Effects on Your Yard From Chicken & Ducks
Both chickens and ducks like to roam about and eat insects, worms and green bits of grass and weeds. However, if you don’t watch them while they are roaming free, often called free ranging, there are two concerns. The first is predators. Everything from a raccoon, opossum, owl, hawk, fox, coyote and bobcat will want a free chicken or duck dinner. It’s the natural way of life and your chickens and ducks are at the bottom of the food chain. Domestic ducks and chickens are not very good at flying and most likely won’t get away from a predator with dinner on its mind.
The second concern will only be a problem if you prefer a nice manicured lawn. Ducks and chickens will dig up your yard and garden to find insects and will eat your garden if it is not fenced. This may not bother you but its good to know what to expect before getting any type of animal.
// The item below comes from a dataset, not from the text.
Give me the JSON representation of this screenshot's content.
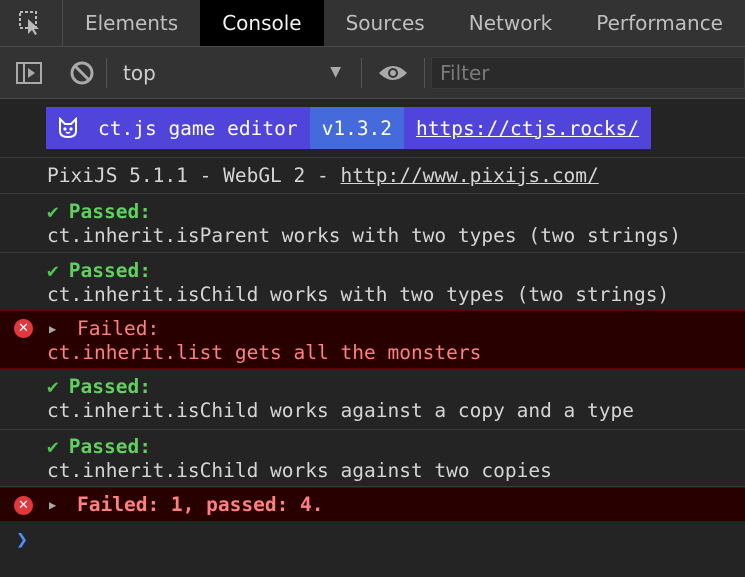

Duck Eggs vs. Chicken Eggs?
The chickens will be fully mature and should begin laying between 20 and 25 weeks of age. The feed should be changed to a layer formula by twenty weeks of age to start supplying enough calcium for egg production. Ducklings will mature into egg laying ducks around seven months of age. No rooster or drake is needed in order to have hens laying eggs. Roosters and drakes are needed to fertilize eggs which could lead to eggs that could be incubated or left under a broody hen.
There will be no difference in taste or quality in eggs that are fertilized vs non fertilized eggs as long as they are collected daily and stored correctly. Fertilized eggs will not develop embryos sitting on your kitchen counter. Unwashed eggs can sit out at room temperature for a few days. Rinse before using. Mildly soiled eggs can be washed off using warm water, and dried. Eggs that have been washed should be stored in the refrigerator.
Finding your first egg is an exciting (eggciting?) occasion! Celebrate! You have reached a new goal of food production on your homestead.